The Sugar Sweetened Beverages’ (SSB) levy is now law that took effect in April. Hore explained that the tax is P 0.02 of sugar in excess of 4g per 100ml for labelled SSBs. Unlabelled beverages’ deemed sugar content shall be 25g per 100ml, attracting a deemed excess of 21g/100ml. Through its Coca Cola subsidiary, Nteta says Sechaba supports the sugar reduction goal to reduce consumption of sugar by the population. This is an earnest commitment by the company to align with public health objectives while ensuring the taste of so many people’s favourite beverage is not jeopardised.
However, she argues, taxes are not necessarily the answer to changing human behaviour. The effectiveness of any tax will ultimately depend on how both consumers and businesses adapt and change their behaviour in response, she says, which is something that they cannot as yet determine. In addition, Nteta believes there are more ways to tackle problems spawned by sugar and related overconsumption of it. “Hopefully, we begin exploring other initiatives to address our current health challenges,” she says. “I think we can anticipate impact on profitability of the group due to reformulation of recipes and implementation of new packaging, for instance, which is not cheap, and the ripple effect that will have on CCBB employment and productivity.”

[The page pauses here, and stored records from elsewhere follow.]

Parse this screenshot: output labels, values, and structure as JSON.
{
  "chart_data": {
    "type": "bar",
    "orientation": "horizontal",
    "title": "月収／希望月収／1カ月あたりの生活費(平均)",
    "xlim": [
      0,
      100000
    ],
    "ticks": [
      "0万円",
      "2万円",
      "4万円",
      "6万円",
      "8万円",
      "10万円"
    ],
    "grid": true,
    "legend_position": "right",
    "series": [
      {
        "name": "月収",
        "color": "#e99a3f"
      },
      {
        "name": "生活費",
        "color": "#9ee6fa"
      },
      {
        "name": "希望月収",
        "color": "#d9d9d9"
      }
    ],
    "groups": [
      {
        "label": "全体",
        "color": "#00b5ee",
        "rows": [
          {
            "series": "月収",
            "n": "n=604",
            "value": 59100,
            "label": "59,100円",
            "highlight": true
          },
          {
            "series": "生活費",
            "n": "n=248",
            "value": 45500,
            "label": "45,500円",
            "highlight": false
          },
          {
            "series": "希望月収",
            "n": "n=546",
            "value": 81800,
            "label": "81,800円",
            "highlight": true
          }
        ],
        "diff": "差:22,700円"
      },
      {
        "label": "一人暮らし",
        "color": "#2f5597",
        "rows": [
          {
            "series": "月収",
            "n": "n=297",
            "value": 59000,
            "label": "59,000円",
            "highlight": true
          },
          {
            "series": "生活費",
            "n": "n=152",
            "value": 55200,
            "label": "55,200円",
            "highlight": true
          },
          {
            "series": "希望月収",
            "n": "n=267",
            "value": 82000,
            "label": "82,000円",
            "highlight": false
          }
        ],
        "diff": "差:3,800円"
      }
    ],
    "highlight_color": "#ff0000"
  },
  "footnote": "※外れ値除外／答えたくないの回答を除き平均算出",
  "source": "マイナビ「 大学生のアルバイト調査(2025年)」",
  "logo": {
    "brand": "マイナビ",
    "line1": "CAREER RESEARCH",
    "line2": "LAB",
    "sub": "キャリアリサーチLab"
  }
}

She fears that a domino effect will occur, with knock-on costs incurred by customers of restaurants, retailers and bars. But COVID-19 aside, Nteta says there are other serious issues that command the attention of Sechaba as a group. Among these are global climate challenges. “We are worried about the future of our planet and will continue to play a crucial role in helping to safeguard it,” she says. “Recycling, adoption of sustainable methods of manufacturing, and distribution and sale of our products are some of the ways we are doing so.”